For three hours every night, Harrison pours everything he has into keeping crowds entertained and keeping cowboys safe.
“My job is not to be the show, you got to be like salt,” Harrison explained before kicking off the Montana circuit in Belt. “A little bit of you and you make it better, too much of you and they’re going to have to throw it out.”
And Harrison has found the perfect recipe, weaving laughs and engagement into his performances. It’s earned him the reputation as one of the top entertainers in pro rodeo, with appointments at the NFR and several other major rodeos.

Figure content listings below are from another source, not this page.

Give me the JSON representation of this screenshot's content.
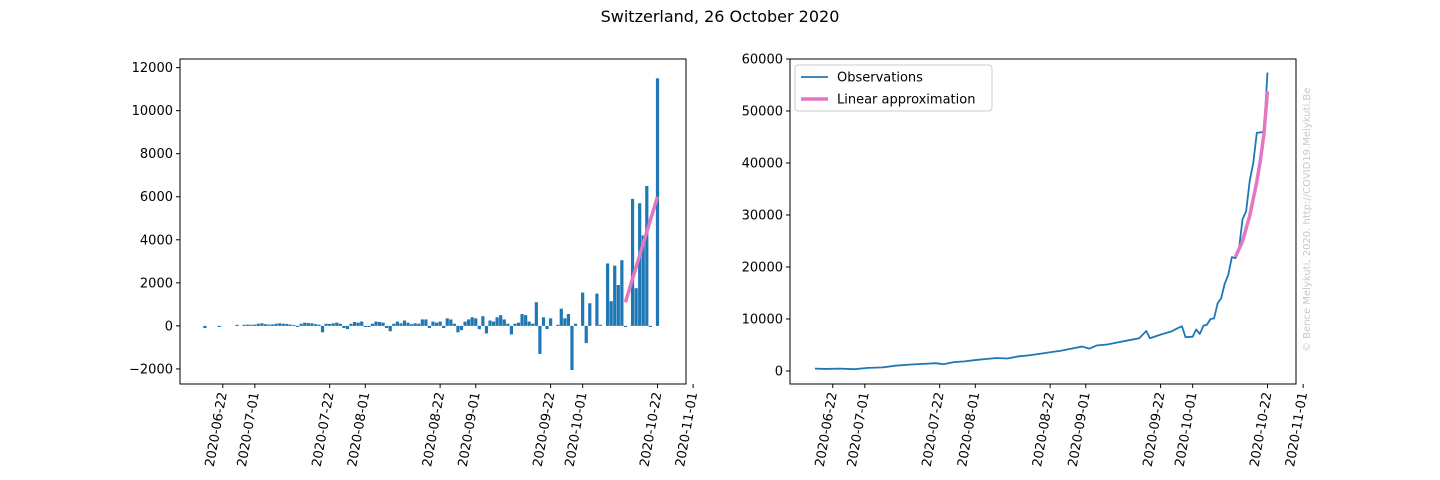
{
  "figure": {
    "title": "Switzerland, 26 October 2020",
    "credit": "© Bence Melykuti, 2020. http://COVID19.Melykuti.Be"
  },
  "colors": {
    "observations": "#1f77b4",
    "approximation": "#e377c2"
  },
  "chart_data": [
    {
      "type": "bar",
      "title": "",
      "xlabel": "",
      "ylabel": "",
      "x_type": "date",
      "xlim": [
        "2020-06-10",
        "2020-10-30"
      ],
      "ylim": [
        -2700,
        12400
      ],
      "xticks": [
        "2020-06-22",
        "2020-07-01",
        "2020-07-22",
        "2020-08-01",
        "2020-08-22",
        "2020-09-01",
        "2020-09-22",
        "2020-10-01",
        "2020-10-22",
        "2020-11-01"
      ],
      "yticks": [
        -2000,
        0,
        2000,
        4000,
        6000,
        8000,
        10000,
        12000
      ],
      "series": [
        {
          "type": "bar",
          "data": [
            [
              "2020-06-17",
              -100
            ],
            [
              "2020-06-21",
              -50
            ],
            [
              "2020-06-26",
              50
            ],
            [
              "2020-06-28",
              50
            ],
            [
              "2020-06-29",
              60
            ],
            [
              "2020-06-30",
              50
            ],
            [
              "2020-07-01",
              60
            ],
            [
              "2020-07-02",
              100
            ],
            [
              "2020-07-03",
              120
            ],
            [
              "2020-07-04",
              80
            ],
            [
              "2020-07-05",
              60
            ],
            [
              "2020-07-06",
              70
            ],
            [
              "2020-07-07",
              100
            ],
            [
              "2020-07-08",
              120
            ],
            [
              "2020-07-09",
              100
            ],
            [
              "2020-07-10",
              90
            ],
            [
              "2020-07-11",
              60
            ],
            [
              "2020-07-12",
              40
            ],
            [
              "2020-07-13",
              -50
            ],
            [
              "2020-07-14",
              100
            ],
            [
              "2020-07-15",
              150
            ],
            [
              "2020-07-16",
              130
            ],
            [
              "2020-07-17",
              120
            ],
            [
              "2020-07-18",
              80
            ],
            [
              "2020-07-19",
              60
            ],
            [
              "2020-07-20",
              -300
            ],
            [
              "2020-07-21",
              100
            ],
            [
              "2020-07-22",
              90
            ],
            [
              "2020-07-23",
              120
            ],
            [
              "2020-07-24",
              150
            ],
            [
              "2020-07-25",
              100
            ],
            [
              "2020-07-26",
              -100
            ],
            [
              "2020-07-27",
              -150
            ],
            [
              "2020-07-28",
              100
            ],
            [
              "2020-07-29",
              180
            ],
            [
              "2020-07-30",
              150
            ],
            [
              "2020-07-31",
              200
            ],
            [
              "2020-08-01",
              -50
            ],
            [
              "2020-08-02",
              -50
            ],
            [
              "2020-08-03",
              100
            ],
            [
              "2020-08-04",
              200
            ],
            [
              "2020-08-05",
              180
            ],
            [
              "2020-08-06",
              150
            ],
            [
              "2020-08-07",
              -100
            ],
            [
              "2020-08-08",
              -250
            ],
            [
              "2020-08-09",
              100
            ],
            [
              "2020-08-10",
              200
            ],
            [
              "2020-08-11",
              120
            ],
            [
              "2020-08-12",
              250
            ],
            [
              "2020-08-13",
              150
            ],
            [
              "2020-08-14",
              80
            ],
            [
              "2020-08-15",
              120
            ],
            [
              "2020-08-16",
              100
            ],
            [
              "2020-08-17",
              300
            ],
            [
              "2020-08-18",
              300
            ],
            [
              "2020-08-19",
              -100
            ],
            [
              "2020-08-20",
              200
            ],
            [
              "2020-08-21",
              150
            ],
            [
              "2020-08-22",
              200
            ],
            [
              "2020-08-23",
              -100
            ],
            [
              "2020-08-24",
              350
            ],
            [
              "2020-08-25",
              300
            ],
            [
              "2020-08-26",
              100
            ],
            [
              "2020-08-27",
              -300
            ],
            [
              "2020-08-28",
              -200
            ],
            [
              "2020-08-29",
              200
            ],
            [
              "2020-08-30",
              300
            ],
            [
              "2020-08-31",
              400
            ],
            [
              "2020-09-01",
              350
            ],
            [
              "2020-09-02",
              -150
            ],
            [
              "2020-09-03",
              450
            ],
            [
              "2020-09-04",
              -350
            ],
            [
              "2020-09-05",
              250
            ],
            [
              "2020-09-06",
              200
            ],
            [
              "2020-09-07",
              400
            ],
            [
              "2020-09-08",
              500
            ],
            [
              "2020-09-09",
              300
            ],
            [
              "2020-09-10",
              100
            ],
            [
              "2020-09-11",
              -400
            ],
            [
              "2020-09-12",
              100
            ],
            [
              "2020-09-13",
              150
            ],
            [
              "2020-09-14",
              550
            ],
            [
              "2020-09-15",
              500
            ],
            [
              "2020-09-16",
              200
            ],
            [
              "2020-09-17",
              100
            ],
            [
              "2020-09-18",
              1100
            ],
            [
              "2020-09-19",
              -1300
            ],
            [
              "2020-09-20",
              400
            ],
            [
              "2020-09-21",
              -150
            ],
            [
              "2020-09-22",
              350
            ],
            [
              "2020-09-24",
              50
            ],
            [
              "2020-09-25",
              800
            ],
            [
              "2020-09-26",
              350
            ],
            [
              "2020-09-27",
              550
            ],
            [
              "2020-09-28",
              -2050
            ],
            [
              "2020-09-29",
              100
            ],
            [
              "2020-10-01",
              1550
            ],
            [
              "2020-10-02",
              -800
            ],
            [
              "2020-10-03",
              1050
            ],
            [
              "2020-10-05",
              1500
            ],
            [
              "2020-10-06",
              50
            ],
            [
              "2020-10-08",
              2900
            ],
            [
              "2020-10-09",
              1150
            ],
            [
              "2020-10-10",
              2800
            ],
            [
              "2020-10-11",
              1900
            ],
            [
              "2020-10-12",
              3050
            ],
            [
              "2020-10-13",
              -50
            ],
            [
              "2020-10-15",
              5900
            ],
            [
              "2020-10-16",
              1750
            ],
            [
              "2020-10-17",
              5700
            ],
            [
              "2020-10-18",
              4200
            ],
            [
              "2020-10-19",
              6500
            ],
            [
              "2020-10-20",
              -50
            ],
            [
              "2020-10-22",
              11500
            ]
          ]
        },
        {
          "type": "line",
          "data": [
            [
              "2020-10-13",
              1100
            ],
            [
              "2020-10-22",
              6000
            ]
          ]
        }
      ]
    },
    {
      "type": "line",
      "title": "",
      "xlabel": "",
      "ylabel": "",
      "x_type": "date",
      "xlim": [
        "2020-06-10",
        "2020-10-30"
      ],
      "ylim": [
        -2500,
        60000
      ],
      "xticks": [
        "2020-06-22",
        "2020-07-01",
        "2020-07-22",
        "2020-08-01",
        "2020-08-22",
        "2020-09-01",
        "2020-09-22",
        "2020-10-01",
        "2020-10-22",
        "2020-11-01"
      ],
      "yticks": [
        0,
        10000,
        20000,
        30000,
        40000,
        50000,
        60000
      ],
      "legend_position": "top-left",
      "series": [
        {
          "name": "Observations",
          "type": "line",
          "data": [
            [
              "2020-06-17",
              450
            ],
            [
              "2020-06-20",
              400
            ],
            [
              "2020-06-24",
              450
            ],
            [
              "2020-06-28",
              350
            ],
            [
              "2020-07-02",
              600
            ],
            [
              "2020-07-06",
              700
            ],
            [
              "2020-07-10",
              1050
            ],
            [
              "2020-07-14",
              1250
            ],
            [
              "2020-07-18",
              1400
            ],
            [
              "2020-07-21",
              1500
            ],
            [
              "2020-07-23",
              1300
            ],
            [
              "2020-07-26",
              1700
            ],
            [
              "2020-07-29",
              1850
            ],
            [
              "2020-08-01",
              2100
            ],
            [
              "2020-08-04",
              2300
            ],
            [
              "2020-08-07",
              2500
            ],
            [
              "2020-08-10",
              2400
            ],
            [
              "2020-08-13",
              2800
            ],
            [
              "2020-08-16",
              3000
            ],
            [
              "2020-08-19",
              3300
            ],
            [
              "2020-08-22",
              3600
            ],
            [
              "2020-08-25",
              3900
            ],
            [
              "2020-08-28",
              4300
            ],
            [
              "2020-08-31",
              4700
            ],
            [
              "2020-09-02",
              4300
            ],
            [
              "2020-09-04",
              4900
            ],
            [
              "2020-09-07",
              5100
            ],
            [
              "2020-09-10",
              5500
            ],
            [
              "2020-09-13",
              5900
            ],
            [
              "2020-09-16",
              6300
            ],
            [
              "2020-09-18",
              7700
            ],
            [
              "2020-09-19",
              6300
            ],
            [
              "2020-09-22",
              7000
            ],
            [
              "2020-09-25",
              7600
            ],
            [
              "2020-09-27",
              8300
            ],
            [
              "2020-09-28",
              8600
            ],
            [
              "2020-09-29",
              6500
            ],
            [
              "2020-10-01",
              6600
            ],
            [
              "2020-10-02",
              8000
            ],
            [
              "2020-10-03",
              7100
            ],
            [
              "2020-10-04",
              8700
            ],
            [
              "2020-10-05",
              8900
            ],
            [
              "2020-10-06",
              10000
            ],
            [
              "2020-10-07",
              10100
            ],
            [
              "2020-10-08",
              13000
            ],
            [
              "2020-10-09",
              14000
            ],
            [
              "2020-10-10",
              16800
            ],
            [
              "2020-10-11",
              18500
            ],
            [
              "2020-10-12",
              21900
            ],
            [
              "2020-10-13",
              21700
            ],
            [
              "2020-10-14",
              23500
            ],
            [
              "2020-10-15",
              29200
            ],
            [
              "2020-10-16",
              30700
            ],
            [
              "2020-10-17",
              36500
            ],
            [
              "2020-10-18",
              40000
            ],
            [
              "2020-10-19",
              45800
            ],
            [
              "2020-10-21",
              46000
            ],
            [
              "2020-10-22",
              57400
            ]
          ]
        },
        {
          "name": "Linear approximation",
          "type": "line",
          "data": [
            [
              "2020-10-13",
              21900
            ],
            [
              "2020-10-15",
              25000
            ],
            [
              "2020-10-17",
              29800
            ],
            [
              "2020-10-19",
              36400
            ],
            [
              "2020-10-20",
              40500
            ],
            [
              "2020-10-21",
              45600
            ],
            [
              "2020-10-22",
              53800
            ]
          ]
        }
      ]
    }
  ]
}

“What set in with me was when my act that I was trying to do would fall apart, I would just ad lib and that’s where I just realized that this is my forte,” Harrison said. “Ad lib comedy is better for me, make it relevant to the crowd, I’ve had a lot of success with that.”
But when the performance wraps up and the last trailer leaves the arena, the work continues for Harrison. He shifts from entertainer to dad, keeping his family of six entertained.
Harrison’s 11-year-old son Huck has been traveling with him to rodeos for years. In February, Harrison married his wife Bailey and they added her three kids — Trey, Ava and Trevor — to the traveling troupe accompanying him to rodeos all across the country. It’s an unorthodox lifestyle, but it’s one Harrison says all of the kids love.
“Anybody that travels for a living will tell you there’s definitely positive and definitely negative. The positive is getting to travel different locations, meet different people, see different places, interact with different people,” Harrison said. “The drawbacks are it took us 11 hours to drive here.”
“It comes down to this. You could leave them home with grandma and grandpa, but they would be missing so much, and if I’m going to have this life then I want to share it with anyone who wants to be a part of it,” Harrison added.
Harrison even includes his family in his act, allowing them to dress up in costumes and join their dad interacting with the crowd. His performances are sometimes geared toward kids, and that’s no surprise. Before making the decision to pursue rodeo full time, Harrison was a middle school teacher with a graduate degree from Washington State.
But around 2008, he decided he was too much of a goofball to stay in the classroom.
“The call of rodeo is constant, it’s such a great sport and way of life that it drew me back in,” he said.
It’s a life he wouldn’t trade for anything.